Gary Kroeger: [Painfully] Thank you, George. I would like to call attention to a disease called “spot bleeding”. Now that is when your chest starts to bleed in five or six different places, and the pain is unbearable. And yet nothing is being done about this. I am uniquely concerned because.. [pulls off jacket, revealing his shirt has several small blood stains] ..I am a spot bleeder. [writhes in pain] Millions of dollars are spent on cancer research and related projects which is fine, but no one in the medical community is doing anything about spot bleeding! There are no research foundations, nothing in medical journals, and I demand an explanation!
George Carlin: Gary, can I ask you something?
Gary Kroeger: Yeah.
George Carlin: Is that a brand new shirt?
Gary Kroeger: Yeah, why?
George Carlin: You have to take the pins out of it before you put it on.
Gary Kroeger: [Realizing he didn’t take out the pins] Oh.
George Carlin: The straight pins. You have to take them out first.
Gary Kroeger: [embarrassed, removes shirt pins where the blood stains are] This is rather embarrassing..
George Carlin: You’re a moron, Kroger. Back to the news.
This morning, officials at the state department and the Pentagon are denying rumors that the United States is planning to invade Nicaragua. President Reagan could not be reached for comment; he’s holed up in his ranch in Santa Barbara trying to memorize his lines for his next term of office.
George Carlin: And now, to tell us what’s happening in the world of sports, here is the inimitable Lew Goldman.
Someone in the Audience: Lew! Lew!
Lew Goldman: Shut up, you idiots! Where are you, at Yankee Stadium? Huh? [clears throat ] Put a jacket on! And now, here is the sports report just for my family:
For my sister Rose in Miami, the Dolphins are playing the Eagles, and you shouldn’t worry, Rose. Miami will win again. They keep winning because they’re afraid to get the old people upset. [clears throat] My prediction: [prediction appears on screen] Philadelphia, you should live so long!

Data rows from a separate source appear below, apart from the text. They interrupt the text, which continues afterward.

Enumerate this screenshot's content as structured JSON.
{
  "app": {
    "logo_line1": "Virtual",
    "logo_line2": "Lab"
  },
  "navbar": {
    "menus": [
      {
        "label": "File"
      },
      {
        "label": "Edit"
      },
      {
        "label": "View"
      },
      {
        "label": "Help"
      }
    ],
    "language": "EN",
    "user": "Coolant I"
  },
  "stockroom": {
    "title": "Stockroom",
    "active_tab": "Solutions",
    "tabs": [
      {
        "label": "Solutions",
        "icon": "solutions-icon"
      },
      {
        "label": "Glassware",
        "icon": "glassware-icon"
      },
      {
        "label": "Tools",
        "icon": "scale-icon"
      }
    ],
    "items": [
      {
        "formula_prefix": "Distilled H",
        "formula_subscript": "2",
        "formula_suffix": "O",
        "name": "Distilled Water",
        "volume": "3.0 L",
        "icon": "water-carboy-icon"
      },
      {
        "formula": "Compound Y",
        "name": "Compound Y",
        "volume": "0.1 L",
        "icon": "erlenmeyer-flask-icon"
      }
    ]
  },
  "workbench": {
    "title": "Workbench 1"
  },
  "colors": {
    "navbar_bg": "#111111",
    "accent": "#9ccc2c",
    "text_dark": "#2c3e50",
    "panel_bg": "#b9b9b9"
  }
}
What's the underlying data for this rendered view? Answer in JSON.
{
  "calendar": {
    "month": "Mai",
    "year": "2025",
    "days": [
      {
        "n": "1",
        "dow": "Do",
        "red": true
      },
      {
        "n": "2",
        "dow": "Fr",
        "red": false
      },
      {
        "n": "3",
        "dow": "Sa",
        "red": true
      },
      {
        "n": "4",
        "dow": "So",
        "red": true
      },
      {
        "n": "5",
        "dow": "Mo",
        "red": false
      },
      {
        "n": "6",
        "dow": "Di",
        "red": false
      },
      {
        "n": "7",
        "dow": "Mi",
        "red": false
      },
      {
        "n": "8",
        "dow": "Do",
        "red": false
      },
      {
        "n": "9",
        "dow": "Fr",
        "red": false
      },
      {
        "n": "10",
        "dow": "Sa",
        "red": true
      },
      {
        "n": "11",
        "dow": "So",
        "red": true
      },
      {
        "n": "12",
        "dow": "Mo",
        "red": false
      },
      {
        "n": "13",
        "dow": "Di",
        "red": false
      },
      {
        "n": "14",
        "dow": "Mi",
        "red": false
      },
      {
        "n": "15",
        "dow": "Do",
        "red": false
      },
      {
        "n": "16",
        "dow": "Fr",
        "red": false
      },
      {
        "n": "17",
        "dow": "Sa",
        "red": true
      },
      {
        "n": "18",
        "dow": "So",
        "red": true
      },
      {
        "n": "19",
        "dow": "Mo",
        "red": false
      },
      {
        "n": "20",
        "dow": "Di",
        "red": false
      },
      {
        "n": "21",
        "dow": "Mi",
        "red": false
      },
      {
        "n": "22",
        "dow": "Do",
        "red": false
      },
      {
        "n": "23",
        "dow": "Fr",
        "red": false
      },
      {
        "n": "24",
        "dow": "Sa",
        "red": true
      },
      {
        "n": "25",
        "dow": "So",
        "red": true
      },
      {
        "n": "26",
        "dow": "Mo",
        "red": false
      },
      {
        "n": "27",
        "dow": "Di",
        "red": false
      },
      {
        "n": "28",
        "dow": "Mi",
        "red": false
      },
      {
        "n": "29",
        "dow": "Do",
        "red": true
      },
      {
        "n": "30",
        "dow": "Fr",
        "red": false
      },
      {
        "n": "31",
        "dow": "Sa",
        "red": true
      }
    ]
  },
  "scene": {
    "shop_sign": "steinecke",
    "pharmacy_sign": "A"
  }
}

For my son Lester, an orthodontist who lives in Washington, and makes more money than God, but can’t go to the Redskins game this weekend because he has a virus, which is not surprising, because orthodontists spend half their life with their face in somebody’s mouth, my prediction: [prediction appears on screen] Detroit, I’m nauseous from you already!
[clears throat] And for my other son, Stanley, the bigshot, who moved to Kansas City.. [points at his head, indicating craziness] ..where his in-laws have him wrapped around their pinkies, my prediction: [prediction appears on screen] Stanley will not come home for Thanksgiving.
And finally, here in New York, the Giants are playing Tampa Bay. My prediction: [prediction appears on screen as “Who cares? What’s so important?”] Who cares? They moved to New Jersey! What the hell am I, ten years old? I got to go to a game? [clears throat] Enough of this sports stuff! I hate it!
George Carlin: Thank you, thank you, Lew.
Lew Goldman: What?
George Carlin: That’s the news. Good night.